A rent crisis is pushing thousands of people into poverty and to the suburban fringes of the east coast capitals, particularly Sydney and Melbourne.

According to SGS Economics and Planning, a consultancy firm, pretty much every suburb in Melbourne, Sydney and Brisbane is “extremely unaffordable” (60 percent or more of income spent on rent) for a single person on Newstart looking for their own place.

For a three-person share house with “acceptable” rent – that is, no more than 25 percent of income – students in Melbourne need to go west of Sunshine, north of Broadmeadows or south-east to Dandenong. Everything else is some variant of unaffordable – moderate, severe or extreme.

Brisbane students have it slightly better, having to look south only as far as Sunnybank, right near Griffith University.

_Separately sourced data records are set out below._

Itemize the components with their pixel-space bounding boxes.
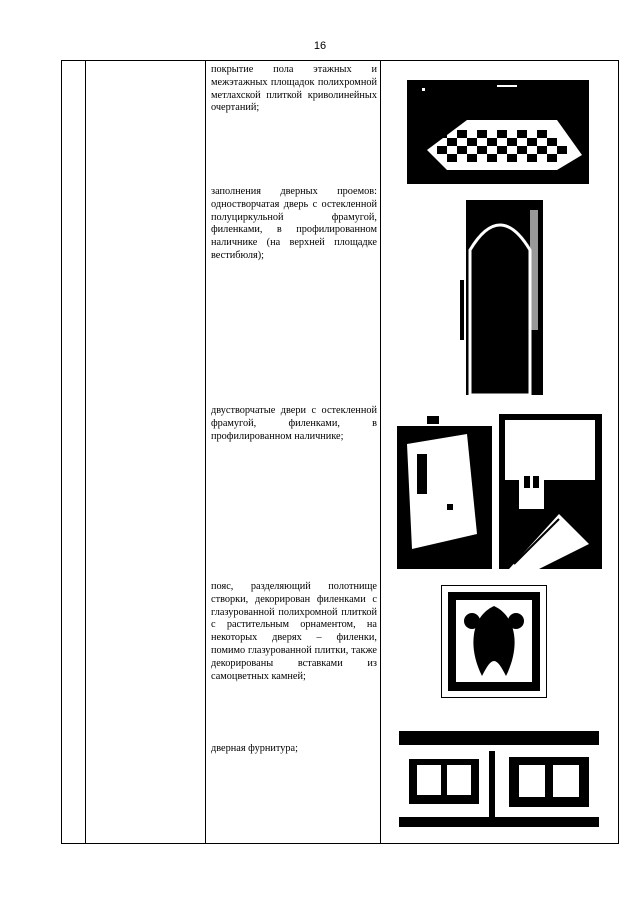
row-text-double-door: двустворчатые двери с остекленной фрамугой, филенками, в профилированном наличнике; — [211, 405, 377, 442]
column-divider — [85, 61, 86, 843]
column-divider — [205, 61, 206, 843]
row-text-hardware: дверная фурнитура; — [211, 743, 298, 754]
page-number: 16 — [313, 40, 327, 52]
row-text-single-door: заполнения дверных проемов: одностворчатая дверь с остекленной полуциркульной фрамугой, филенками, в профилированном наличнике (на верхней площадке вестибюля); — [211, 186, 377, 261]
row-text-floor: покрытие пола этажных и межэтажных площадок полихромной метлахской плиткой криволинейных очертаний; — [211, 64, 377, 114]
heritage-table — [61, 60, 619, 844]
double-door-photo-right — [499, 414, 602, 569]
door-hardware-photo — [399, 731, 599, 827]
floor-tiles-photo — [407, 80, 589, 184]
row-text-tile-belt: пояс, разделяющий полотнище створки, декорирован филенками с глазурованной полихромной плиткой с растительным орнаментом, на некоторых дверях – филенки, помимо глазурованной плитки, также декорированы вставками из самоцветных камней; — [211, 581, 377, 682]
double-door-photo-left — [397, 414, 492, 569]
arched-door-photo — [458, 200, 543, 395]
tile-ornament-photo — [441, 585, 547, 698]
column-divider — [380, 61, 381, 843]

But for students in Sydney, there are basically no “acceptable” areas. SGS lists the closest areas as Nowra, Lithgow or Cessnock (where they could share with students from Newcastle University). To get out of the extremely and severely (38-60 percent of income) unaffordable zones, students have to go west at least to Lakemba or Granville.

Of course, people don’t take only what’s acceptable. The inner cities are still home to single mothers, students and the unemployed because the CBDs and their surrounds are where most of the jobs and universities are. But even suburbs 15 kilometres or more from the CBD are now expensive.

Council to Homeless Persons chief executive Jenny Smith told the Herald Sun: “[I]t’s a choice of living somewhere unaffordable or severely unaffordable. It’s a dire situation to be in if you’re a single parent, struggling to look after children, scraping by on a low income and trying to find a place to live”.

People on low incomes have to sacrifice: a meal here, a meal there; a blanket, but not the heater; the light on in one room at a time; the thought of something nice every now and again, but just the thought.

And despite all the commentary about young people today not knowing how to sacrifice like previous generations, 25-30 year olds spend a significantly smaller proportion of their income on food and booze, and significantly more on housing, than their equivalents several decades ago.

Rents are now stabilising or falling in most parts of the country, but prices grew well above the rate of inflation for a decade before now; with wages stagnant for the better half of a decade and penalty rates under the chop, the rental crisis is not going away any time soon.

What we need is a massive injection of public housing, not only to guarantee everyone a roof over their head, but to undercut the market dramatically. Housing should be a right, not a commodity.